I recently posted a video on my YouTube channel [here] addressing a subscriber's question dealing with creating a painting with less detail. It's questions like these that keep me on my toes and make me contemplate the madness behind my painting. Many may not know that I spend a lot of time when I'm not painting thinking about the process. I study images of other artists' work and dissect them. I want to know what they were thinking when they did it - determine how they achieved the effects they created.
Mental Notes & Focus And then, after reading or studying some images - I attempt my own paintings. While I'm painting, I'm keeping my focus on what I wish to achieve with this one. I visualize the colors, contrast, composition, textures and brush handling of the end result. I attempt to leave all details of the subject behind - not even worry about the object before me. Am I painting a bottle? or apple? Doesn't matter. I must reduce them to shapes, forms, masses, color notes. It is these very things that create the image of the apple or bottle. I'm constantly comparing each stroke that I paint on, to the one before it. Maintaining the value structure is of utmost importance. Without this, the painting becomes muddy or boring.

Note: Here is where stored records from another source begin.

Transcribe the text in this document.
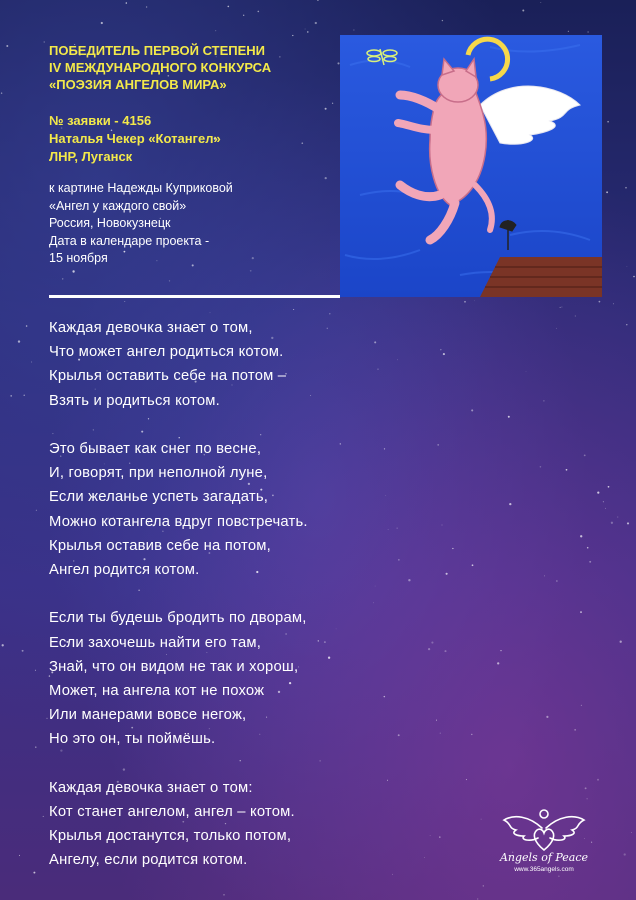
ПОБЕДИТЕЛЬ ПЕРВОЙ СТЕПЕНИ
IV МЕЖДУНАРОДНОГО КОНКУРСА
«ПОЭЗИЯ АНГЕЛОВ МИРА»
№ заявки - 4156
Наталья Чекер «Котангел»
ЛНР, Луганск
к картине Надежды Куприковой
«Ангел у каждого свой»
Россия, Новокузнецк
Дата в календаре проекта -
15 ноября
Каждая девочка знает о том,
Что может ангел родиться котом.
Крылья оставить себе на потом –
Взять и родиться котом.
Это бывает как снег по весне,
И, говорят, при неполной луне,
Если желанье успеть загадать,
Можно котангела вдруг повстречать.
Крылья оставив себе на потом,
Ангел родится котом.
Если ты будешь бродить по дворам,
Если захочешь найти его там,
Знай, что он видом не так и хорош,
Может, на ангела кот не похож
Или манерами вовсе негож,
Но это он, ты поймёшь.
Каждая девочка знает о том:
Кот станет ангелом, ангел – котом.
Крылья достанутся, только потом,
Ангелу, если родится котом.	Angels of Peace
www.365angels.com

Here's my latest effort at loosening up & keeping the focus where it should be. This one's 9" x 12" and completed with one brush #10 Bristle with 3 primaries plus white.
Lost in the Pit of Details If you don't keep these things in mind while painting, what are you focusing on? Probably focusing on how many leaves are on the trees, or how many dots are on that orange, or how many stripes are on a shirt, etc.. getting lost in meaningless details that don't benefit your concept or add to the image. It's not the details that create a realistic image - it's the whole of the value structure, color, composition, and subject.
It's Okay to Fail Learn But even with all these things in mind, or at least some of them, it doesn't mean that I always succeed - I've been guilty more than not for focusing too much on details and worrying about getting things just right. I'll probably never get to the point where I will always succeed. That's just how this works. It doesn't mean that I won't give plenty of good efforts. It just means that I may have more failed attempts than good paintings. But that opens me up for more learning and more progression in the long run.
And here's a failed attempt I painted right before the painting above. Although I consider this one a failed attempt, it doesn't make it a bad painting - it just means that it didn't come out as I had anticipated & that I didn't keep my focus in the right area or direction. This one's a 6" x 8".